Australia's rapid shift toward renewable energy has placed rooftop solar photovoltaic (PV) systems at the centre of the clean energy transition.
Yet for commercial and industrial operators, the full potential of these systems is frequently undermined by faults, degradation, and grid disturbances that in-built monitoring tools are too coarse to detect or diagnose with precision.
Without granular, actionable insights, operators face reactive maintenance cycles, unnecessary downtime, and reduced energy yield, ultimately weakening confidence in solar investment.
"The size and scale of rooftop and distributed solar continues to expand across the National Electricity Market as households and businesses increasingly invest in distributed generation for both economic and environmental reasons," said ISF Senior Research Consultant Jonathan Rispler.
"With this growth comes benefits for asset owners and the entire electricity system, but for installers and asset managers this comes with the challenge of managing and maintaining growing fleets for their customers. Having smart, timely and insightful monitoring systems becomes essential at scale to ensure that system capacity across a fleet portfolio is generating as expected."
The UTS Institute for Sustainable Futures (ISF) is a co-lead on this RACE for 2030 project, working alongside academic lead UNSW and industry partner Diagno to develop next-generation diagnostic capabilities for PV systems. The research applies data analytics and machine learning to two interconnected diagnostic challenges.
The first focuses on transforming raw inverter error codes into meaningful, traceable fault diagnoses. Rather than simply flagging that something has gone wrong, the research enriches automated fault detection with contextual, device-level information, enabling operators to pinpoint the nature and location of a fault and take targeted corrective action.
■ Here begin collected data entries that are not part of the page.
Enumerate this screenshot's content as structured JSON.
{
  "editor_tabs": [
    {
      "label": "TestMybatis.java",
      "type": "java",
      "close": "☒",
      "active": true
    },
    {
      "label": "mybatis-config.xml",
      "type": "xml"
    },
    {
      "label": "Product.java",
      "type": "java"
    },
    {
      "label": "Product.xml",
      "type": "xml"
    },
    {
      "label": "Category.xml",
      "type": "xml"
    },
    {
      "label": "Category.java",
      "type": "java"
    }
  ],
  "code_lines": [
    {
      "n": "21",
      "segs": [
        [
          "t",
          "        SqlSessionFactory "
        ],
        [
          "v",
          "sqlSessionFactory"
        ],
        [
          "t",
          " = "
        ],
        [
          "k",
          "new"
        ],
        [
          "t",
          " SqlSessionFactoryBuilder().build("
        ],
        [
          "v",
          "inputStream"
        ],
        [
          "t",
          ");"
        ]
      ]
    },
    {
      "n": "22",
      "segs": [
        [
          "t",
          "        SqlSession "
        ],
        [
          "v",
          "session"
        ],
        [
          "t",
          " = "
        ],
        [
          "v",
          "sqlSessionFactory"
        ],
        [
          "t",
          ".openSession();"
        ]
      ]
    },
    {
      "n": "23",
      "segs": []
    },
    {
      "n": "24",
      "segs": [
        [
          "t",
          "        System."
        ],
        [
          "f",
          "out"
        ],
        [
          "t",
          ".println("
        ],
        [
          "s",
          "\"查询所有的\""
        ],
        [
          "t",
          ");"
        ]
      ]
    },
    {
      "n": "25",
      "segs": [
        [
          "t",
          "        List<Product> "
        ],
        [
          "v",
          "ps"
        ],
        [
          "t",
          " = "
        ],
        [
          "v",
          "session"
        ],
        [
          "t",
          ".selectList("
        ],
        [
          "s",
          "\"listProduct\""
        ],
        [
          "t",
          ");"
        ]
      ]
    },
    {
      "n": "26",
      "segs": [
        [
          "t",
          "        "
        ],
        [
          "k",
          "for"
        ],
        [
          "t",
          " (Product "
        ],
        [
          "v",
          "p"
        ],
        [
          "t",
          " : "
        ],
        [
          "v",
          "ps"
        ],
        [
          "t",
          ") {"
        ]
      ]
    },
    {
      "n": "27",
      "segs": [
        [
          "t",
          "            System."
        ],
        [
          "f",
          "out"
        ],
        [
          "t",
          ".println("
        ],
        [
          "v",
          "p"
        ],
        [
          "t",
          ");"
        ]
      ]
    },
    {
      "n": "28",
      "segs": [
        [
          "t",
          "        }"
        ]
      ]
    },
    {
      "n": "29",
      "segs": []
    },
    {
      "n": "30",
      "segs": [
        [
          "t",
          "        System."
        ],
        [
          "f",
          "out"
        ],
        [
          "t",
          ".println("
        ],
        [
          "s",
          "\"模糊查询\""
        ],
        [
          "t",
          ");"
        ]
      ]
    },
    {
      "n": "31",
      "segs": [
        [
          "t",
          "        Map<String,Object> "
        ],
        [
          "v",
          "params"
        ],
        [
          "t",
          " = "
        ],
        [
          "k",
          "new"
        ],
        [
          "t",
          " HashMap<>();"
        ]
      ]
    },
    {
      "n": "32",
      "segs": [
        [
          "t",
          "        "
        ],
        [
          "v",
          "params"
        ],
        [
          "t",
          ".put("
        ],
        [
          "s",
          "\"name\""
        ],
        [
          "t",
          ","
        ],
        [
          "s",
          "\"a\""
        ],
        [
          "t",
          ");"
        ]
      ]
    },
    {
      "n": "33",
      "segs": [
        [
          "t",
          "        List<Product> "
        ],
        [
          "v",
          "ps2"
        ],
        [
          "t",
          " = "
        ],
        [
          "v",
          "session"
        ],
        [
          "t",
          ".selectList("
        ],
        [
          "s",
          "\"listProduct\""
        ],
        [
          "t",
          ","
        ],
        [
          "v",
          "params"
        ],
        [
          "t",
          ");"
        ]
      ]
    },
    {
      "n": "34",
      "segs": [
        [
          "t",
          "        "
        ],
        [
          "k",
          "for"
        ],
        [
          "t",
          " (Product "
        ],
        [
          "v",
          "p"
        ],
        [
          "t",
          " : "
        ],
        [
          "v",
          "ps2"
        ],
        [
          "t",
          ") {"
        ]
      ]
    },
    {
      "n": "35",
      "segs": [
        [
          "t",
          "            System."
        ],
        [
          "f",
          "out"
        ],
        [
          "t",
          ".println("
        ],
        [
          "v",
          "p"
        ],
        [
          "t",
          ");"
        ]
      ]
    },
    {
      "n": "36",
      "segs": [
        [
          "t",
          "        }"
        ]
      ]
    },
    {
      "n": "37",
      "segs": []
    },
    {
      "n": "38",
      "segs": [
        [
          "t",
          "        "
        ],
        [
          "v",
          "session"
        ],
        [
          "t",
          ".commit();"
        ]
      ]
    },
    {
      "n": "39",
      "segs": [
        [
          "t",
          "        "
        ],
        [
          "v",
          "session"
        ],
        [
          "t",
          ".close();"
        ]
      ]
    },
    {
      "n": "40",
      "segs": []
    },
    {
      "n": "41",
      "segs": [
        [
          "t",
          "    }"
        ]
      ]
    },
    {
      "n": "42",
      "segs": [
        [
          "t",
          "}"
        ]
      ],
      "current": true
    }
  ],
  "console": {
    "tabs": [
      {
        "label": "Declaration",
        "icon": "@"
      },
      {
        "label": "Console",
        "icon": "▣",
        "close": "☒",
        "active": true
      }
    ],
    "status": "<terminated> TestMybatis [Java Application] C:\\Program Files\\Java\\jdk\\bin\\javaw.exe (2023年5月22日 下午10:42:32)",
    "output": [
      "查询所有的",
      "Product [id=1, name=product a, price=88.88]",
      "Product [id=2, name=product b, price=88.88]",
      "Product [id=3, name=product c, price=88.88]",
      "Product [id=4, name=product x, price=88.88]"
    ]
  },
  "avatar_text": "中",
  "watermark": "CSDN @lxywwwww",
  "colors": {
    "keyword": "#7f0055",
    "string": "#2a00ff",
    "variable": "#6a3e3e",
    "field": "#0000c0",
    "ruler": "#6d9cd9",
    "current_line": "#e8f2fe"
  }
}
This shift from reactive troubleshooting to evidence-based maintenance has direct implications for system uptime, maintenance costs, and the longevity of solar assets.
The second challenge involves accurately distinguishing between faults originating within the PV system itself versus those caused by the broader electricity network. Grid-side disturbances are frequently misattributed, leading to unnecessary site visits and wasted resources.
This project demonstrates how collaboration between universities and industry can translate advanced research into practical tools for commercial solar asset managers.
By drawing on telemetry from peer assets, the research develops a more reliable method for isolating whether an event stems from a network provider incident, a site-specific issue, or a local grid compliance deviation.
Together, these capabilities form a core part of a broader diagnostic platform that moves well beyond the high-level insights offered by conventional monitoring tools.
"This project demonstrates how collaboration between universities and industry can translate advanced research into practical tools for commercial solar asset managers. By leveraging inverter OEM fault codes alongside peer telemetry, we're helping deliver smarter diagnostics that will become increasingly valuable as Australia's distributed solar fleet continues to grow."
ISF's contribution helps position Australia at the frontier of intelligent solar asset management, advancing both the reliability and scalability of the nation's clean energy infrastructure.